Zamknęłam oczy i przyłożyłam zimny kompres do czoła. Ból nie pozwalał mi nawet wstać. Czekałam cierpliwie, mając nadzieję, że gorączka sama opadnie.
Nagle do pokoju wszedł mój mąż.
— To co, przez cały dzień nic nie ugotowałaś? — jego głos brzmiał wymagająco i ostro.
— Nie, mam gorączkę, ciężko mi nawet wstać — odpowiedziałam cicho.
— A to nic, że wróciłem głodny z pracy? Nie chcesz mnie nakarmić?
— Jeśli pójdziesz do apteki po lekarstwa, będę mogła wstać i przygotować kolację — próbowałam wyjaśnić.
— Powiedziałem, że jestem zmęczony! — podniósł głos. — Jesteś kobietą i twoim obowiązkiem jest gotować mi posiłki. W domu też jest bałagan. Moja mama zawsze wszystko robiła, nawet gdy była chora. A wy, nowoczesne kobiety, jesteście takie delikatne…
Jego słowa raniły jak nóż. Z jednej strony gorączka, od której chciałam po prostu zamknąć oczy i zniknąć, z drugiej — upokorzenia od własnego męża.
…Wtedy moja cierpliwość się skończyła. Nie wytrzymałam i zrobiłam coś, czego nie żałuję. 😲😲
Nie odpowiedziałam mu więcej. Po prostu wzięłam telefon i drżącymi rękami wybrałam numer mamy. Kiedy usłyszałam jej głos, łzy same popłynęły mi po policzkach.
— Mamo, przyjedź szybko… Mam 39 stopni gorączki, bardzo źle się czuję. Przynieś, proszę, leki przeciwgorączkowe i zabierz mnie stąd — wyszeptałam. — I jeszcze… zadzwoń do naszego adwokata. Niech przygotuje papiery rozwodowe.
Po drugiej stronie zapadła cisza, a potem mama zdecydowanie powiedziała:
— Córeczko, trzymaj się. Już jadę. Nikt nie ma prawa tak cię traktować.

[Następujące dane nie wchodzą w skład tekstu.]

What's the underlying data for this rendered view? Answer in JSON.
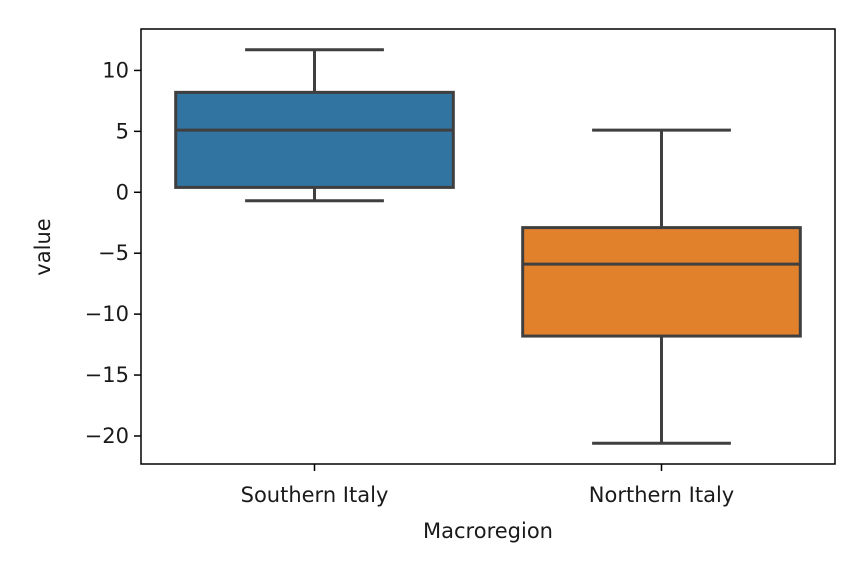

W tym momencie mąż znowu zaczął narzekać, że „przesadzam”, ale jego słowa już nie miały znaczenia. Patrzyłam w sufit i po raz pierwszy od dawna czułam ulgę.
Tak, przede mną trudny czas: rozwód, zmiany, nowe życie. Ale najważniejsze — wreszcie przestałam znosić upokorzenia.